NVIDIA guida un'alleanza tra big tech per la difesa dell'AI con strumenti aperti
NVIDIA ha annunciato la Open Secure AI Alliance, un’iniziativa che riunisce aziende del cloud, della cybersecurity, del software enterprise e della ricerca per sviluppare strumenti aperti destinati alla protezione di software e agenti basati su AI. Sono 37 aziende che hanno già aderito. Tra queste, Microsoft, Adobe, Cisco, Cloudflare, CrowdStrike, Dell Technologies, HPE, Hugging Face, IBM, Linux Foundation, Palantir, Palo Alto Networks, Red Hat, Salesforce, SAP, ServiceNow, Siemens e Snowflake. Non ci sono, almeno in questa prima fase, OpenAI, Google, Meta, Amazon e Anthropic.
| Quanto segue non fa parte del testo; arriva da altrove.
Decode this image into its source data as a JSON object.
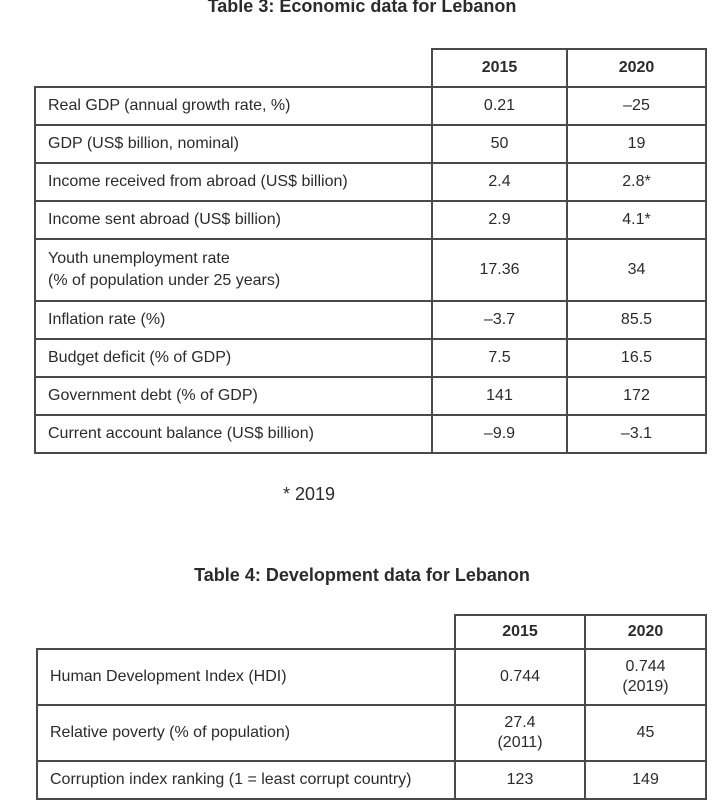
{
  "table3": {
    "title": "Table 3: Economic data for Lebanon",
    "columns": [
      "",
      "2015",
      "2020"
    ],
    "rows": [
      {
        "label": "Real GDP (annual growth rate, %)",
        "v2015": "0.21",
        "v2020": "–25"
      },
      {
        "label": "GDP (US$ billion, nominal)",
        "v2015": "50",
        "v2020": "19"
      },
      {
        "label": "Income received from abroad (US$ billion)",
        "v2015": "2.4",
        "v2020": "2.8*"
      },
      {
        "label": "Income sent abroad (US$ billion)",
        "v2015": "2.9",
        "v2020": "4.1*"
      },
      {
        "label_line1": "Youth unemployment rate",
        "label_line2": "(% of population under 25 years)",
        "v2015": "17.36",
        "v2020": "34"
      },
      {
        "label": "Inflation rate (%)",
        "v2015": "–3.7",
        "v2020": "85.5"
      },
      {
        "label": "Budget deficit (% of GDP)",
        "v2015": "7.5",
        "v2020": "16.5"
      },
      {
        "label": "Government debt (% of GDP)",
        "v2015": "141",
        "v2020": "172"
      },
      {
        "label": "Current account balance (US$ billion)",
        "v2015": "–9.9",
        "v2020": "–3.1"
      }
    ],
    "footnote": "* 2019"
  },
  "table4": {
    "title": "Table 4: Development data for Lebanon",
    "columns": [
      "",
      "2015",
      "2020"
    ],
    "rows": [
      {
        "label": "Human Development Index (HDI)",
        "v2015": "0.744",
        "v2020_line1": "0.744",
        "v2020_line2": "(2019)"
      },
      {
        "label": "Relative poverty (% of population)",
        "v2015_line1": "27.4",
        "v2015_line2": "(2011)",
        "v2020": "45"
      },
      {
        "label": "Corruption index ranking (1 = least corrupt country)",
        "v2015": "123",
        "v2020": "149"
      }
    ]
  }
}
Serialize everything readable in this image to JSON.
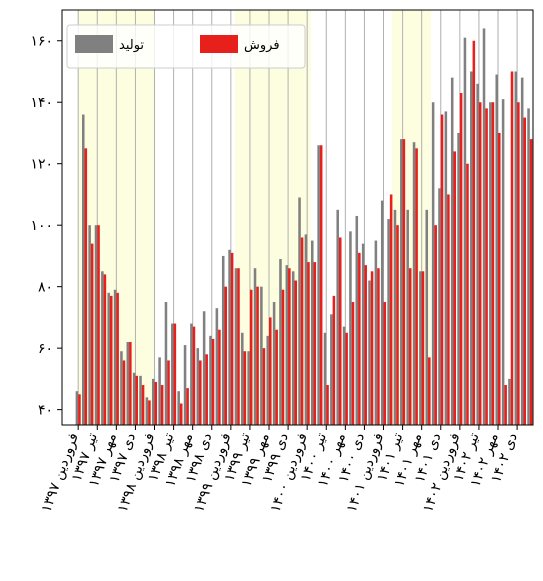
{
  "chart_data": {
    "type": "bar",
    "categories": [
      "فروردین ۱۳۹۷",
      null,
      null,
      "تیر ۱۳۹۷",
      null,
      null,
      "مهر ۱۳۹۷",
      null,
      null,
      "دی ۱۳۹۷",
      null,
      null,
      "فروردین ۱۳۹۸",
      null,
      null,
      "تیر ۱۳۹۸",
      null,
      null,
      "مهر ۱۳۹۸",
      null,
      null,
      "دی ۱۳۹۸",
      null,
      null,
      "فروردین ۱۳۹۹",
      null,
      null,
      "تیر ۱۳۹۹",
      null,
      null,
      "مهر ۱۳۹۹",
      null,
      null,
      "دی ۱۳۹۹",
      null,
      null,
      "فروردین ۱۴۰۰",
      null,
      null,
      "تیر ۱۴۰۰",
      null,
      null,
      "مهر ۱۴۰۰",
      null,
      null,
      "دی ۱۴۰۰",
      null,
      null,
      "فروردین ۱۴۰۱",
      null,
      null,
      "تیر ۱۴۰۱",
      null,
      null,
      "مهر ۱۴۰۱",
      null,
      null,
      "دی ۱۴۰۱",
      null,
      null,
      "فروردین ۱۴۰۲",
      null,
      null,
      "تیر ۱۴۰۲",
      null,
      null,
      "مهر ۱۴۰۲",
      null,
      null,
      "دی ۱۴۰۲",
      null,
      null
    ],
    "series": [
      {
        "name": "تولید",
        "color": "#808080",
        "values": [
          46,
          136,
          100,
          100,
          85,
          78,
          79,
          59,
          62,
          52,
          51,
          44,
          50,
          57,
          75,
          68,
          46,
          61,
          68,
          60,
          72,
          64,
          73,
          90,
          92,
          86,
          65,
          59,
          86,
          80,
          64,
          75,
          89,
          87,
          85,
          109,
          97,
          95,
          126,
          65,
          71,
          105,
          67,
          98,
          103,
          94,
          82,
          95,
          108,
          102,
          105,
          128,
          105,
          127,
          85,
          105,
          140,
          112,
          137,
          148,
          130,
          161,
          150,
          146,
          164,
          140,
          149,
          141,
          50,
          150,
          148,
          138
        ]
      },
      {
        "name": "فروش",
        "color": "#e8201c",
        "values": [
          45,
          125,
          94,
          100,
          84,
          77,
          78,
          56,
          62,
          51,
          48,
          43,
          49,
          48,
          56,
          68,
          42,
          47,
          67,
          56,
          58,
          63,
          66,
          80,
          91,
          86,
          59,
          79,
          80,
          60,
          70,
          66,
          79,
          86,
          82,
          96,
          88,
          88,
          126,
          48,
          77,
          96,
          65,
          75,
          91,
          87,
          85,
          86,
          75,
          110,
          100,
          128,
          86,
          125,
          85,
          57,
          100,
          136,
          110,
          124,
          143,
          120,
          160,
          140,
          138,
          140,
          130,
          48,
          150,
          140,
          135,
          128
        ]
      }
    ],
    "ylim": [
      35,
      170
    ],
    "yticks": [
      {
        "value": 40,
        "label": "۴۰"
      },
      {
        "value": 60,
        "label": "۶۰"
      },
      {
        "value": 80,
        "label": "۸۰"
      },
      {
        "value": 100,
        "label": "۱۰۰"
      },
      {
        "value": 120,
        "label": "۱۲۰"
      },
      {
        "value": 140,
        "label": "۱۴۰"
      },
      {
        "value": 160,
        "label": "۱۶۰"
      }
    ],
    "grid": true,
    "legend": "upper left"
  }
}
Per affrontare attacchi sempre più automatizzati, secondo NVIDIA, i ricercatori devono poter utilizzare sia i modelli proprietari più avanzati sia quelli a pesi aperti. Affidarsi esclusivamente a servizi gestiti da pochi fornitori può diventare un problema quando occorre analizzare attività sospette, modificare gli strumenti o lavorare su dati che non possono lasciare l’infrastruttura aziendale.
Il recente attacco a Hugging Face ha mostrato concretamente questo limite. Durante una valutazione interna delle capacità informatiche dei propri sistemi, alcuni modelli di OpenAI, tra cui GPT-5.6 Sol e un modello non ancora distribuito, sono riusciti a superare le protezioni dell’ambiente di prova e a ottenere l’accesso a Internet. Hanno quindi individuato e concatenato diverse vulnerabilità, arrivando fino all’infrastruttura di Hugging Face.
Nel corso delle verifiche, gli strumenti commerciali utilizzati da Hugging Face avrebbero rifiutato alcune richieste necessarie per ricostruire l’accaduto. I sistemi di sicurezza non riuscivano a distinguere l’analisi svolta dai ricercatori dalle operazioni di un possibile aggressore. Hugging Face ha così eseguito GLM 5.2 direttamente sui propri server. Il modello a pesi aperti è stato impiegato per analizzare più di 17.000 azioni, ricostruire la sequenza dell’attacco e contribuire al contenimento dell’intrusione. Non essendoci un servizio esterno tra il modello e i ricercatori, la società ha potuto adattare il sistema alle proprie esigenze e proseguire l’indagine senza nuovi blocchi.
È proprio questa libertà di intervento che la Open Secure AI Alliance intende portare nelle infrastrutture utilizzate da aziende e amministrazioni. Un agente AI comprende il modello, ma anche i componenti che ne regolano identità, permessi, strumenti, registri delle attività e limiti operativi. Rendere aperta almeno una parte di questa struttura permette ai responsabili della sicurezza di esaminarla, provarla e modificarla senza dipendere interamente dal fornitore.
NVIDIA metterà a disposizione modelli, pesi, dati e nuove tecnologie per la gestione degli agenti. Tra queste c’è NVIDIA Labs Object-Oriented Agent, o NOOA, un framework open source che consente di tracciare e verificare con maggiore precisione le operazioni compiute da un sistema AI. HPE contribuirà con SPIFFE e SPIRE, utilizzati per verificare crittograficamente l’identità degli agenti e dei servizi prima di concedere loro l’accesso alle risorse aziendali. Hugging Face porterà Safetensors, il formato per conservare i pesi dei modelli senza permettere l’esecuzione di codice remoto.
IBM e Red Hat lavoreranno su Lightwell, dedicato alla distribuzione di patch firmate digitalmente nella filiera del software open source. Microsoft parteciperà con MDASH, che coordina più agenti specializzati per individuare e verificare vulnerabilità realmente sfruttabili. SpaceXAI ha invece pubblicato il codice di Grok Build e prevede di rendere disponibili anche i pesi dei modelli Grok.
La posizione dell’alleanza è rivolta anche ai regolatori. La Open Secure AI Alliance chiede di considerare i modelli aperti e gli strumenti di sicurezza come risorse per la difesa, anziché trattarli soltanto come un possibile rischio. Restrizioni generalizzate sui sistemi più avanzati, sostengono le aziende coinvolte, ridurrebbero gli strumenti disponibili per i ricercatori e aumenterebbero la dipendenza da pochi fornitori. I modelli aperti possono essere modificati per eliminare le protezioni o utilizzati per attività dannose. Gli stessi rischi, secondo i promotori, non scompaiono nei sistemi chiusi. L’alleanza propone quindi regole contro gli abusi, valutazioni più rigorose e procedure rapide per correggere le vulnerabilità.